May 11 – Brazil is still the country that provides most players to clubs worldwide with 1,202 Brazilians plying their trade outside of Brazil. France has the second highest number of players overseas with 781 (107 of them in England) and Argentina is the third highest with 753.
The data from the CIES Football Observatory ranked England as the fifth highest (behind Serbia) with 452 players abroad though mainly in Wales (143 players) and Scotland (114).
CIES examined data for 137 leagues from 93 national associations. “In total, 12,051 expatriates originating from 174 national associations are currently present in the 2,120 clubs studied,” said the report. Their overall percentage in squads is 21.6%.
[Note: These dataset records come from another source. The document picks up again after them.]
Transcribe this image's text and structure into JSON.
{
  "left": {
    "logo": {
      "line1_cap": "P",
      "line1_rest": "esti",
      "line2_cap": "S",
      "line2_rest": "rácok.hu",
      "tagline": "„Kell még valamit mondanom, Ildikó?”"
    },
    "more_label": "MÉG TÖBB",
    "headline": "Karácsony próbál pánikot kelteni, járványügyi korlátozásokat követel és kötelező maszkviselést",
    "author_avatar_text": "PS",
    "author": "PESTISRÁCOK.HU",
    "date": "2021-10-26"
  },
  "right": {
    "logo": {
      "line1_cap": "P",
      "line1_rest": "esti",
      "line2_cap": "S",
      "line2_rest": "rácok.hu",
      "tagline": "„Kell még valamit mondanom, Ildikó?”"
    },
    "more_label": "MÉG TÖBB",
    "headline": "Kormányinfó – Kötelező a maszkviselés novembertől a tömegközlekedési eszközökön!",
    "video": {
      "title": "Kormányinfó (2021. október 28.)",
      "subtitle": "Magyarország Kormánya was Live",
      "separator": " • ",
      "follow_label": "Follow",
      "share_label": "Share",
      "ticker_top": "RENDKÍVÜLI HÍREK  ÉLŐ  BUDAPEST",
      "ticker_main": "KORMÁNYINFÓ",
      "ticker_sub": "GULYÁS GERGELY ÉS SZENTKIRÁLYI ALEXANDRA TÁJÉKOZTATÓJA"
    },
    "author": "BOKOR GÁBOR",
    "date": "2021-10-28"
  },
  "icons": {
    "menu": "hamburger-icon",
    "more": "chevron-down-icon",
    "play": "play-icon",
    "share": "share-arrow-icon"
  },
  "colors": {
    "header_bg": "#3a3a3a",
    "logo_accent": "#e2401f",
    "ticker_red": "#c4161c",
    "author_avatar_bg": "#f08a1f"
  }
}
Brazil has long been the largest exporter of footballer with many transiting through Portugal looking for that big European club deal. In the latest stats 221 Brazilians play in Portugal.
“Among the associations with more than 200 expatriates are nine European nations, four from South America and two from Africa. With the exception of Argentina, Uruguay and Colombia, all these countries have a majority of nationals in clubs from UEFA member associations. This result reflects the centrality of Europe in the world football economy,” says the report.
The biggest exporter at CONCACAF level are the US (130 players abroad), while Japan tops the list for the AFC (also 130 players abroad).
“Thirteen of the 20 associations whose number of expatriates is between 100 and 200 are also European. The remaining countries are to be found in Africa (Cameroon, the Ivory Coast and Senegal), North America (United States), South America (Paraguay), as well as in Asia (Japan and South Korea). Among these different origins, the Paraguayans, the Japanese and the Koreans are the only ones for which Europe is not the principal destination.”
The CIES data is made up of players present on 1 May 2017 in the first team squad of clubs from the leagues analysed. On average, a team has 5.7 expatriate footballers (21.6% of squads). These values vary from 7.6 (27.9%) in the OFC (New Zealand) to 3.2 (11.9%) at CONMEBOL level.